Miss Amy, as the older child, has and will always bear the brunt of the majority of my parenting angst. I spent what seemed like ages deciding whether or not to buy her a baby jumper (I did not). I charted her breastfeedings and naptimes, fretted over weaning, fought over bedtimes, deliberated over pretty much every hurdle or milestone she was approaching. Not that she has been a difficult kid, and I don't think I've been an overly anxious parent, but let's just say that I've always taken my job seriously, and since these kids are my job, I take it all very seriously. William, being of a slightly more relaxed disposition and the younger child, has not required quite so much analysis, since each new thing with him is not quite as new as it was once.
Therefore, as Amy's kindergarten year approaches, I have been giving the subject an excruciating amount of thought. There are three, maybe four options on the table. Briefly, they are:
- Homeschooling. I keep tripping over people who are taking this route these days. It is highly appealing, very convenient, and Amy likes the idea.
- Private Kindergarten. This would be a continuation at the same Christian preschool Amy is attending now. They offer kindergarten that is basically half-day plus lunch (8:30-1:00). Costs as much as a nice car payment, but the familiarity, small class, and religious education are big factors in its favor.
-Public School. It's right up the road, and is apparently very good. It also, as far as I can tell, has no windows. School starts early and kindergarten is full day.
-Public School, but making myself a squeaky wheel and creating an arrangement where Amy only attends part-day, or cherry-picks activities, or some such highly persnickety situation. I have heard of it being done.
Also worth noting, as background for those who may not know me or her that well:
- I attended public school. A very good public school. I never moved as a child, never had to change schools. I can't say I really liked school, but I didn't dislike it either, and on the whole it was a positive experience.

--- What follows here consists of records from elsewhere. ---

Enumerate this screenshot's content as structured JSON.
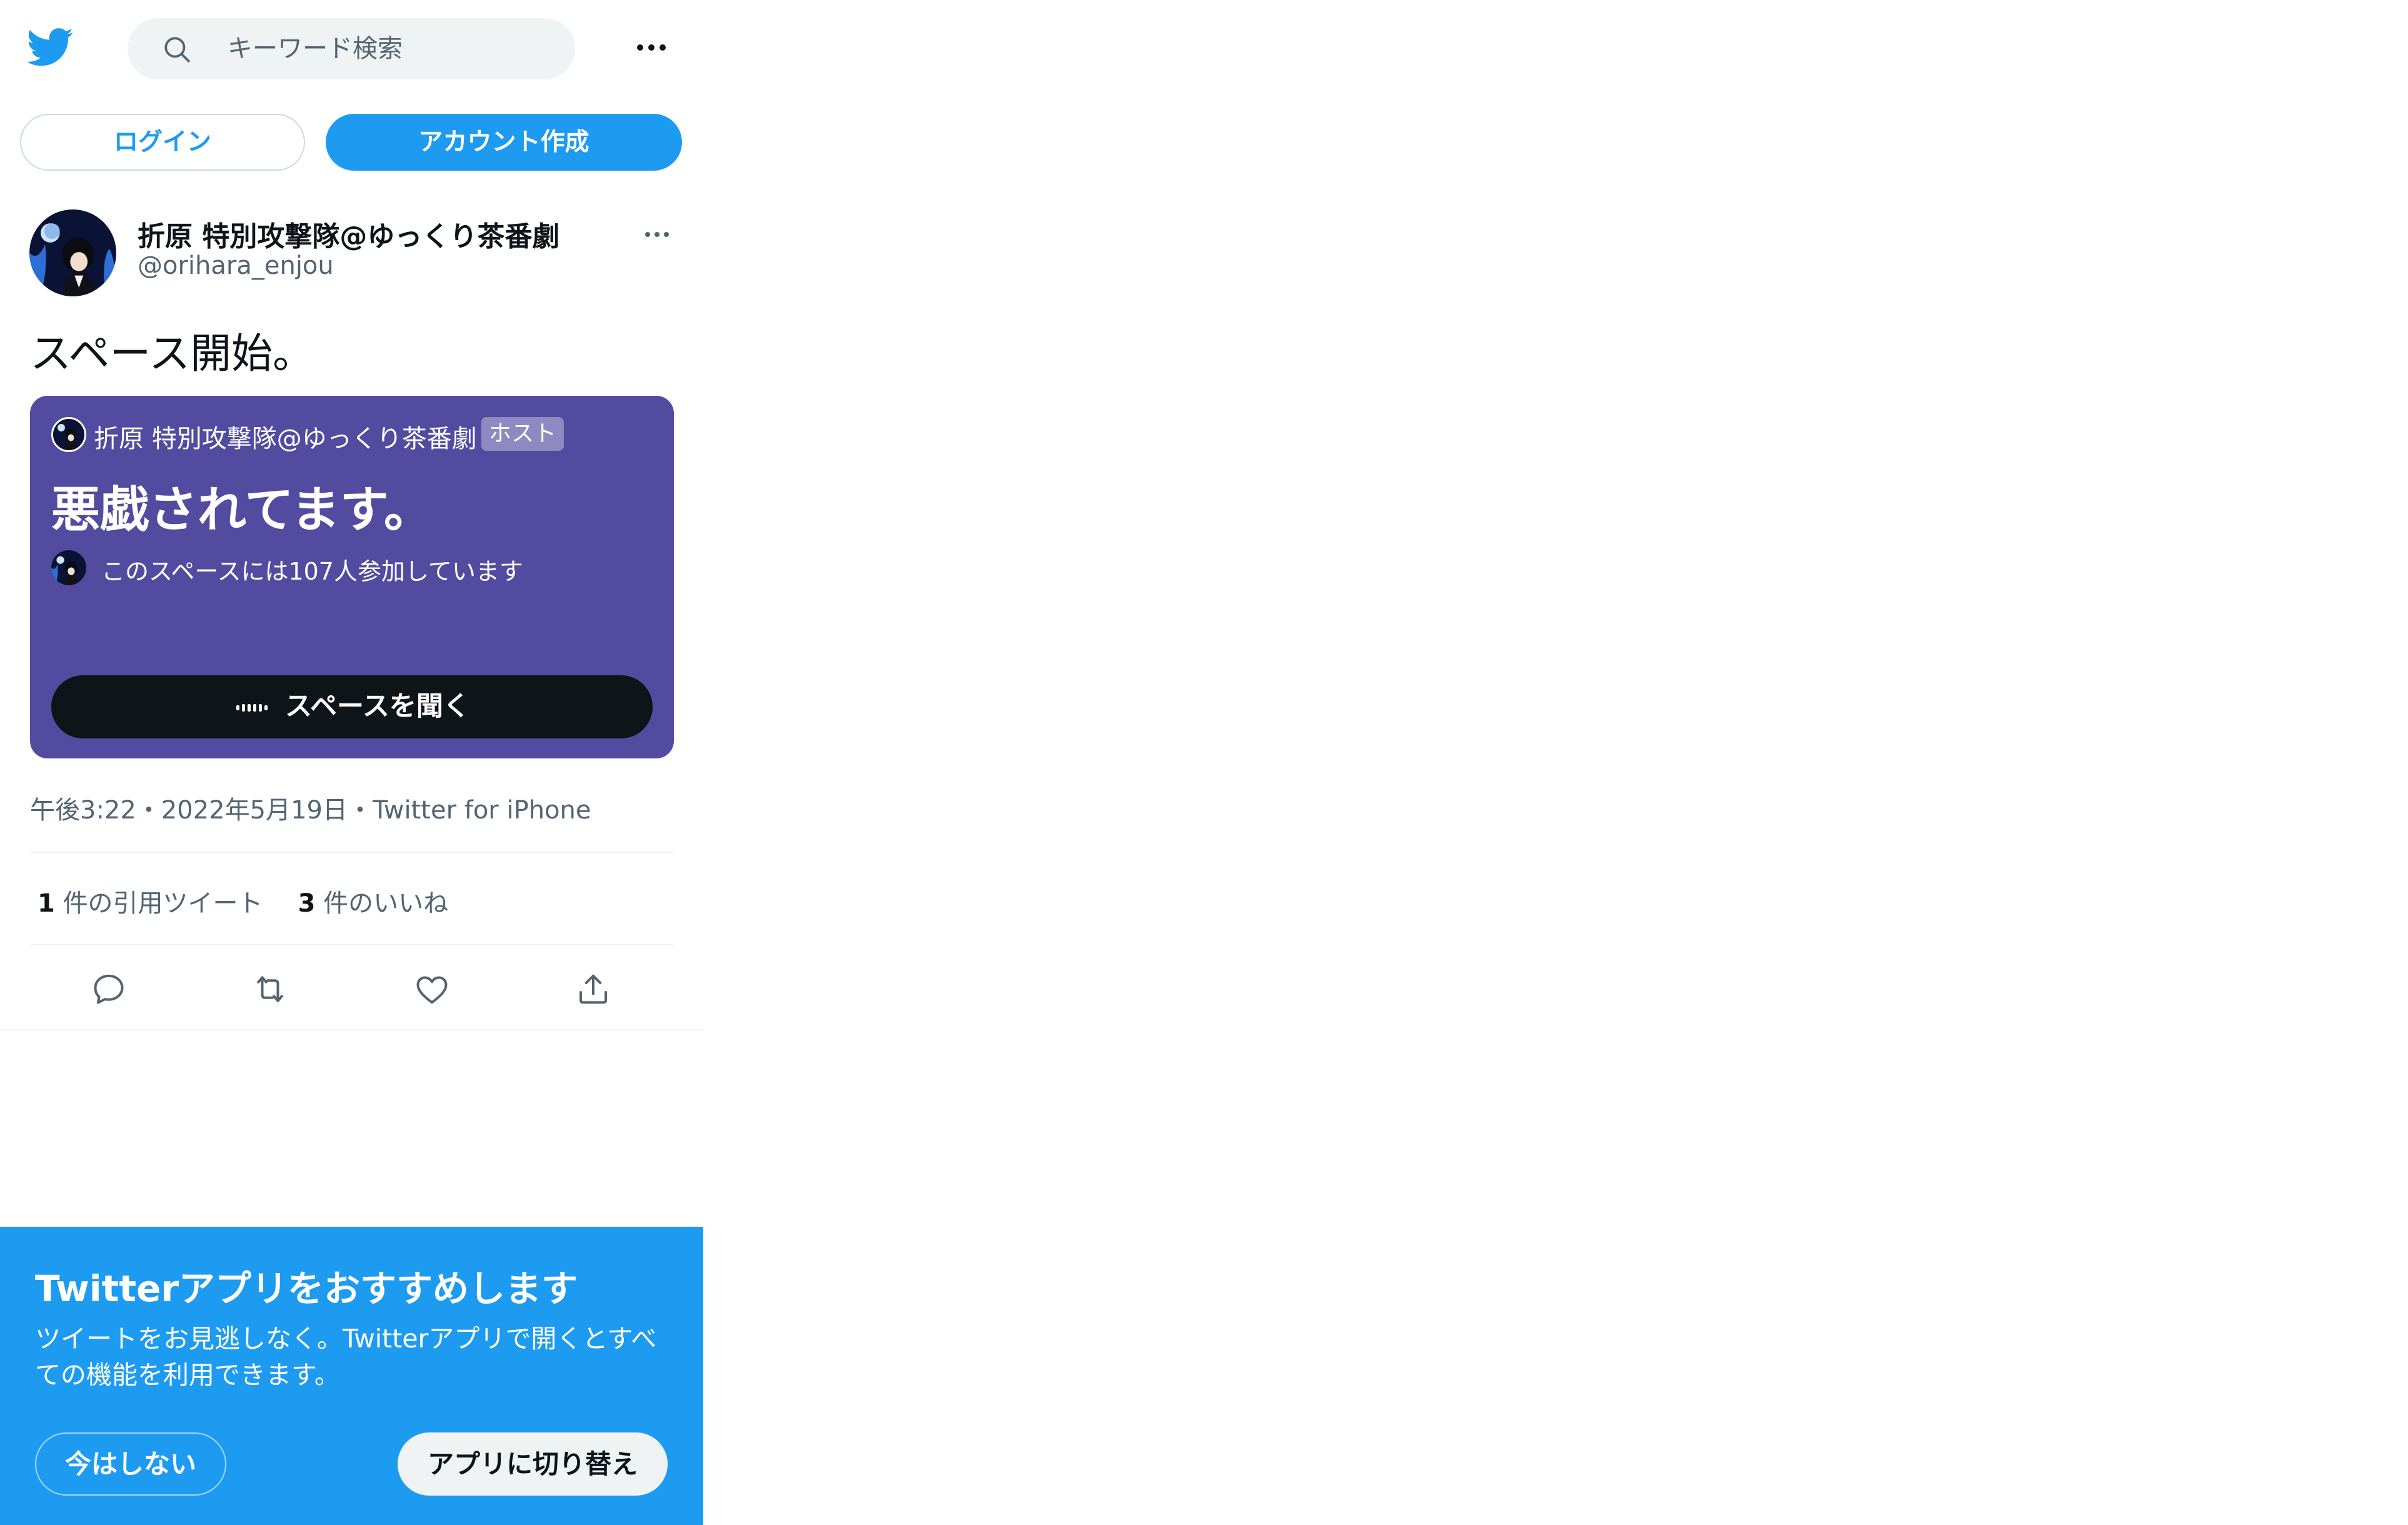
{
  "header": {
    "logo_icon": "twitter-bird-icon",
    "search": {
      "icon": "search-icon",
      "placeholder": "キーワード検索"
    },
    "more_icon": "more-horizontal-icon"
  },
  "auth": {
    "login_label": "ログイン",
    "signup_label": "アカウント作成"
  },
  "tweet": {
    "author_name": "折原 特別攻撃隊@ゆっくり茶番劇",
    "author_handle": "@orihara_enjou",
    "text": "スペース開始。",
    "meta": "午後3:22・2022年5月19日・Twitter for iPhone",
    "stats": {
      "quotes_count": "1",
      "quotes_label": "件の引用ツイート",
      "likes_count": "3",
      "likes_label": "件のいいね"
    },
    "actions": [
      "reply-icon",
      "retweet-icon",
      "like-icon",
      "share-icon"
    ]
  },
  "space_card": {
    "host_name": "折原 特別攻撃隊@ゆっくり茶番劇",
    "host_badge": "ホスト",
    "title": "悪戯されてます。",
    "participants_text": "このスペースには107人参加しています",
    "listen_label": "スペースを聞く",
    "background_color": "#524ba0"
  },
  "banner": {
    "title": "Twitterアプリをおすすめします",
    "description": "ツイートをお見逃しなく。Twitterアプリで開くとすべての機能を利用できます。",
    "not_now_label": "今はしない",
    "switch_label": "アプリに切り替え"
  },
  "colors": {
    "accent": "#1d9bf0",
    "text_primary": "#0f1419",
    "text_secondary": "#536471"
  }
}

It was also a stressful one, and sometimes I feel like I'm still recovering.
- Amy will be an old kindergartner. Her birthday is at the beginning of November, missing the September 1st cutoff for school by a good margin, but nevertheless, she will be going on six by the time this rolls around.
- Regardless of what we do for this coming year, the following year will be completely different, as we will be moving in the summer of 2014 and the whole thing will be up for evaluation again.

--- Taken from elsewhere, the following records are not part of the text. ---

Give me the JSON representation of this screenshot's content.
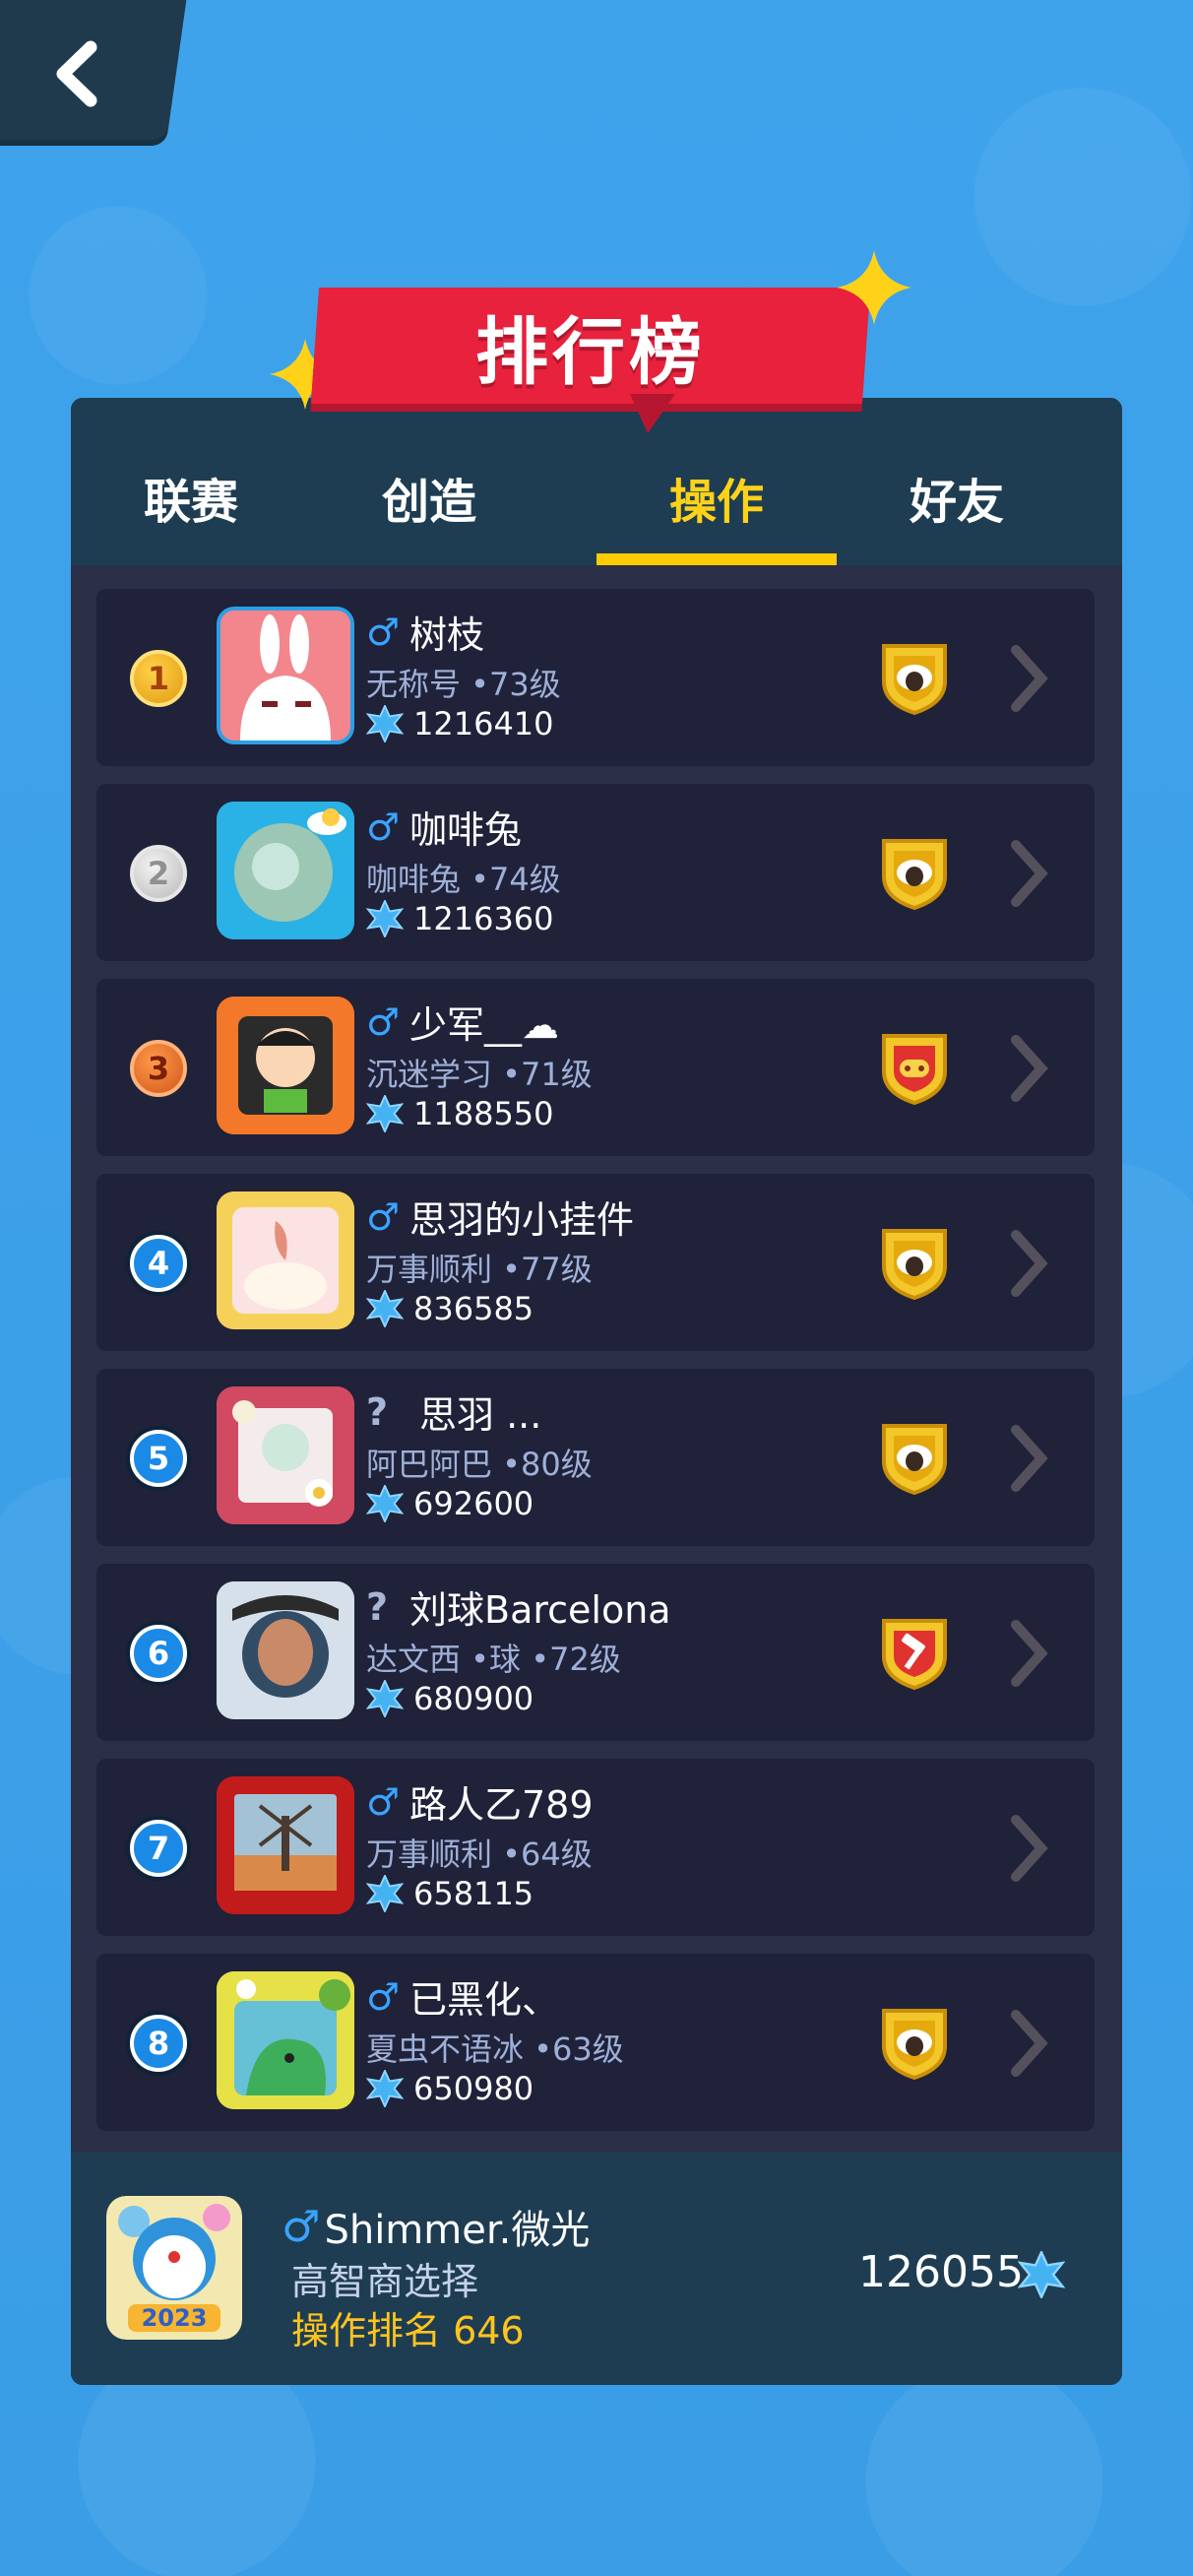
{
  "title": "排行榜",
  "tabs": [
    {
      "label": "联赛",
      "active": false
    },
    {
      "label": "创造",
      "active": false
    },
    {
      "label": "操作",
      "active": true
    },
    {
      "label": "好友",
      "active": false
    }
  ],
  "players": [
    {
      "rank": "1",
      "gender": "male",
      "name": "树枝",
      "sub": "无称号 •73级",
      "score": "1216410",
      "badge": "sheep-shield-icon"
    },
    {
      "rank": "2",
      "gender": "male",
      "name": "咖啡兔",
      "sub": "咖啡兔 •74级",
      "score": "1216360",
      "badge": "sheep-shield-icon"
    },
    {
      "rank": "3",
      "gender": "male",
      "name": "少军__☁",
      "sub": "沉迷学习 •71级",
      "score": "1188550",
      "badge": "gamepad-shield-icon"
    },
    {
      "rank": "4",
      "gender": "male",
      "name": "思羽的小挂件",
      "sub": "万事顺利 •77级",
      "score": "836585",
      "badge": "sheep-shield-icon"
    },
    {
      "rank": "5",
      "gender": "unknown",
      "name": "思羽 ...",
      "sub": "阿巴阿巴 •80级",
      "score": "692600",
      "badge": "sheep-shield-icon"
    },
    {
      "rank": "6",
      "gender": "unknown",
      "name": "刘球Barcelona",
      "sub": "达文西 •球 •72级",
      "score": "680900",
      "badge": "hammer-shield-icon"
    },
    {
      "rank": "7",
      "gender": "male",
      "name": "路人乙789",
      "sub": "万事顺利 •64级",
      "score": "658115",
      "badge": ""
    },
    {
      "rank": "8",
      "gender": "male",
      "name": "已黑化、",
      "sub": "夏虫不语冰 •63级",
      "score": "650980",
      "badge": "sheep-shield-icon"
    }
  ],
  "gender_symbols": {
    "male": "♂",
    "unknown": "?"
  },
  "me": {
    "gender": "♂",
    "name": "Shimmer.微光",
    "sub": "高智商选择",
    "rank_text": "操作排名 646",
    "score": "126055"
  },
  "colors": {
    "background": "#3ea2ea",
    "panel": "#2b2f47",
    "row": "#1f2239",
    "tab_active": "#ffd21a",
    "banner": "#e8213d",
    "male": "#3aa4ff"
  }
}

Around Christmas I think we were all really tired, and when we took a couple weeks off to go to CT I found myself really wanting to ditch the school routine all together. The biggest hang-up for me, regarding school in any institution besides home is the resulting enslavement to The School Calendar. We do not live near our families at all and don't get many chances to see them. I love the idea of being free to travel when convenient, rather than having to wait for school breaks. I also live in fear of The Alarm Clock, and there is a part of me that hates the idea of having to wake up children and rush them through the morning to get to school on time. Perhaps that reflects a larger time management issue I have, but nevertheless, that's how it always feels. And lastly, public school? eh?? It's not what it was, even when I was a kid. What on earth do kindergartners need to do for 6-7 hours away from home? There will be time enough for friends and school and independent lives... must that all start at age five?
That's my homeschooling argument.
I have full confidence in my ability to bestow a kindergarten education on my daughter. She already knows how to read and we are covering math concepts at home that she wouldn't even touch till later in kindergarten. I have books, I am a smart and organized person. We have a chalkboard. Amy loves worksheets. We live near a big city with lots of resources. All this I could do.
But what does Amy spend most of her time talking about these days? Her classmates, and the games they play on the playground at recess.
I can't provide her that at home.
There are networks, I know. There are classes, there are neighbors, there are activities. We can do all these things but when I assess my own introverted personality and our family's light social calendar, I wonder if day upon day home with Mom would really be in Amy's best interest, even if she professes that to be her favorite place (as it was mine).
So that brings us around to school in an institution, of some kind. Since I still can't quite get excited about shipping her out from 7:30 to 2:30 every day at a public school, I find myself most often returning to the option of private kindergarten, at the same church-based children's center she attends now. It is a hefty chunk of change, but taking into consideration what we are already paying and Don's upcoming advancement this summer it wouldn't present a hardship. And it would represent an opportunity for continuity - should could return to her familiar school for another year and complete kindergarten, with their graduation ceremony at the end and everything, before we move off to someplace new.
I wish one could choose part-time school. I want to try homeschooling, I really do, but I don't want to do it at the expense of the experience of school, with all its ups and downs.
What do you think? I would really love feedback here. Enrollment for the private school is in one month, so that decision at least needs to be made soon. Anyone else spend as much time as I do thinking about all this? Let me know what your thought process is like.